Most of the assessments here, however, do not allow for such an assignment. Furthermore, they are used to provide mastery of the concepts, not to assign grades. That is, the point of completing the assessments is, for the most part, to learn or review the material, not to prove that you have learned it. By completing the assessments until you have mastered them, you will know the material (or at least the answers to those questions). The Flash animations have a limited number of questions and responses, but the ANOVA table generator generates values at random so it's likely you'll never see the exact same problem twice.

Since grades can't be assessed based on the number of correct or incorrect responses, we need another method to assign grades. The wholistic rubric that follows will help assign those points.

Not every goal applies to each assessment.
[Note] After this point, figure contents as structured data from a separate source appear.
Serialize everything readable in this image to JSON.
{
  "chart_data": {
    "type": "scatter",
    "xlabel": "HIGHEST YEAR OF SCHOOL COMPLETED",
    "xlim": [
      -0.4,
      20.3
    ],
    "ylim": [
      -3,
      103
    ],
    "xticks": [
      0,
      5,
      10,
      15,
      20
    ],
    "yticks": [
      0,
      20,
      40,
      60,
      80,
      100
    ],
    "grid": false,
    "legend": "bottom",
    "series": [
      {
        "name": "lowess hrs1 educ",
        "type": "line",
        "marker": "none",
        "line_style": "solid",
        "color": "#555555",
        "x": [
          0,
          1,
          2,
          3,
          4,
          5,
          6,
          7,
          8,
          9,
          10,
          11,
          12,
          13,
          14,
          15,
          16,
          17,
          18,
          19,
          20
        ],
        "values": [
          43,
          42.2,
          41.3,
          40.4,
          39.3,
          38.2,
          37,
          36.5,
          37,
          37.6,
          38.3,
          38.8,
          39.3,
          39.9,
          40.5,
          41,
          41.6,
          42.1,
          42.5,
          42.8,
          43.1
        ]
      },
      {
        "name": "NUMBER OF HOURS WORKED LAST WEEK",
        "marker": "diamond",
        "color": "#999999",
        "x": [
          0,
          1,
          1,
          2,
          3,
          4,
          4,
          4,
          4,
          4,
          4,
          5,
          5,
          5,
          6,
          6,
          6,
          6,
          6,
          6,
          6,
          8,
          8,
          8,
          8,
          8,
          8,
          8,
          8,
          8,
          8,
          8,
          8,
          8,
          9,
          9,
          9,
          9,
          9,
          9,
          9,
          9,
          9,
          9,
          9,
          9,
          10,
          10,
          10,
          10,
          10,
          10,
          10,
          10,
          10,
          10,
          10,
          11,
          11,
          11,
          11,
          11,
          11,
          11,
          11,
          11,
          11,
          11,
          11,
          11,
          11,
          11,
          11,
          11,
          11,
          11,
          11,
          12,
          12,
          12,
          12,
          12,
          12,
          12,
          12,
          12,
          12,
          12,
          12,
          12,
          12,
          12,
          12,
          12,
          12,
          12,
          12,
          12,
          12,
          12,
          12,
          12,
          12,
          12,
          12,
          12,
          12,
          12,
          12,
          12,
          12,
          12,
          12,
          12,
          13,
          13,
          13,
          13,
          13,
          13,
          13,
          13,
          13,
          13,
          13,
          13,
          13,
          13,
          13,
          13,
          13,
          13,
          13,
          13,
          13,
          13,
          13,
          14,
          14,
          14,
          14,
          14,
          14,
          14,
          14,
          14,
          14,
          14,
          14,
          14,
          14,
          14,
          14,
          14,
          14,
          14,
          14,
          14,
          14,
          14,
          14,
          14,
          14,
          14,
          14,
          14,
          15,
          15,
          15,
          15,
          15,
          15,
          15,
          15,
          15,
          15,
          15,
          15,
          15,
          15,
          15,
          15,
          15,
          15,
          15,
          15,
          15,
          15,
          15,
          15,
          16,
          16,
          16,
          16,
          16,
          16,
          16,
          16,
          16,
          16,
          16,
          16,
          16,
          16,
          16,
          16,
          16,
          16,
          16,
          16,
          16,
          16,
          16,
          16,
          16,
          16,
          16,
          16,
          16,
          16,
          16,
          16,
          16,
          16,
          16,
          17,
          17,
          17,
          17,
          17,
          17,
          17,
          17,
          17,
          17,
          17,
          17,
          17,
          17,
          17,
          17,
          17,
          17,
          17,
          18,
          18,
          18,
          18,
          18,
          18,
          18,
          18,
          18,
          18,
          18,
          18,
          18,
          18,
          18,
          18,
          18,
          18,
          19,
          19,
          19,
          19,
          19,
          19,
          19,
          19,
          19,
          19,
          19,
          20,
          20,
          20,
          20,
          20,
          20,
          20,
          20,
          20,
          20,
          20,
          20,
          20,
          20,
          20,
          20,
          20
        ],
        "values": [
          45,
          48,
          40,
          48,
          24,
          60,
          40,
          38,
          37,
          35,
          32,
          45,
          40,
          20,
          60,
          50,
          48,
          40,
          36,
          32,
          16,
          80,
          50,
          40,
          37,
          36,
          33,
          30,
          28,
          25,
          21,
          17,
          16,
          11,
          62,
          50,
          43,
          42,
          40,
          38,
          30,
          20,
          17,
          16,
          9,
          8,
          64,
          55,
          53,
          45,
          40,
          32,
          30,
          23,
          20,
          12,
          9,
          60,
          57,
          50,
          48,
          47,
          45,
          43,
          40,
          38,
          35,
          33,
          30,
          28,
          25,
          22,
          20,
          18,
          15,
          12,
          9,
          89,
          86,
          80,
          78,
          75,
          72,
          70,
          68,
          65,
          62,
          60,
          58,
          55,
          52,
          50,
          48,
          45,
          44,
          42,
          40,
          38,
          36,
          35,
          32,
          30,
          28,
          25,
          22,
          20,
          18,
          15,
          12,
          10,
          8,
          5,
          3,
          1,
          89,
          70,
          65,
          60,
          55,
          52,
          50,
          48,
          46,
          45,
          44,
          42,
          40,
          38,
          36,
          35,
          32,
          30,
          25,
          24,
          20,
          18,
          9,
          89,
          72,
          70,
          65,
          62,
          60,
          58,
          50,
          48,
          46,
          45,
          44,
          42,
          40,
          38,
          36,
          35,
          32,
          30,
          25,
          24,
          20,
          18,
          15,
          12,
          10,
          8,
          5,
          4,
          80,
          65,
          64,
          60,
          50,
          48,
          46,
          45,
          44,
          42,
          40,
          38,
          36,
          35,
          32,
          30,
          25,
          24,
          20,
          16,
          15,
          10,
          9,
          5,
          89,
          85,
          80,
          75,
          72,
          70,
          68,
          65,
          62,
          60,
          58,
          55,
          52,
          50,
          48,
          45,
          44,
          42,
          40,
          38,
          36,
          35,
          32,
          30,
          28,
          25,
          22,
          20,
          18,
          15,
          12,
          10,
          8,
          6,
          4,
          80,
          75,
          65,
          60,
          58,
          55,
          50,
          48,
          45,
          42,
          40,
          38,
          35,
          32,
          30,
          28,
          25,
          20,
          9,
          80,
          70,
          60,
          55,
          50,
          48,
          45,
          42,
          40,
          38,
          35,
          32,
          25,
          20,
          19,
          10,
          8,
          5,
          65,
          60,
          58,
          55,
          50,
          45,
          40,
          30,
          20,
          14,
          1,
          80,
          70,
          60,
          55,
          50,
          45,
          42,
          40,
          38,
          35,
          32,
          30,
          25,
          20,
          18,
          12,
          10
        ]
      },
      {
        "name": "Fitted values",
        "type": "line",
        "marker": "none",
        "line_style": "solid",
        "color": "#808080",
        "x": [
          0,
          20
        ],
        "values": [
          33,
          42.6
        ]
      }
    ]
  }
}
Goal Excellent (5 points) Average (3 points) Poor (1 point)
Identification The complete and correctly spelled names of the participants are given. The activity is clearly identified. At least one partial name is given on spelled incorrectly. The activity is identified. No complete names are given or the activity is not identified.
Completeness All questions are answered completely. One or more questions are partially answered or completely missing. Two or more questions are missing or partially complete.
Correctness There are 0 or 1 errors in the output or descriptions. There are 2 or 3 errors in the output or descriptions. There are more than 3 errors in the output or descriptions.
Organization The documents are clearly laid out in an organized fashion and different sections are easily identified. The document is mostly in an organized fashion, section titles may be sporadic or disorganized. The document is not organized into sections or the section titles don't apply to the material in those sections.
Annotation All computer generated output is clearly labeled and explained One or more sections of computer output are missing labels or explanation No computer output is labeled or explained.
Practice Problems Most of the questions can be completely and correctly answered on the first attempt. Most questions can be correctly and correctly answered, although more than one attempt may be necessary Most questions can not be answered correctly or completely, even with repeated attempts
Participation The student participates in class and completes the one minute feedback assessments The student either participates in class or completes the one minute feedback assessments The student neither participates in class nor complete the one minute feedback assessments

Notes

  1. The student's performance will be matched to the closest category (excellent, average, poor).
  2. Should the performance fall equally between two categories, it is possible to receive the average point assignment. Even though there are five possible points, there are only three categories so it doesn't become difficult to distinguish one level of performance from another.
  3. Although the 5 - 3 - 1 scale is used, individual components may be weighted to achieve the point assignment for the assessment.
  4. Not all assessments are graded. Some are simply so that you can better understand the material.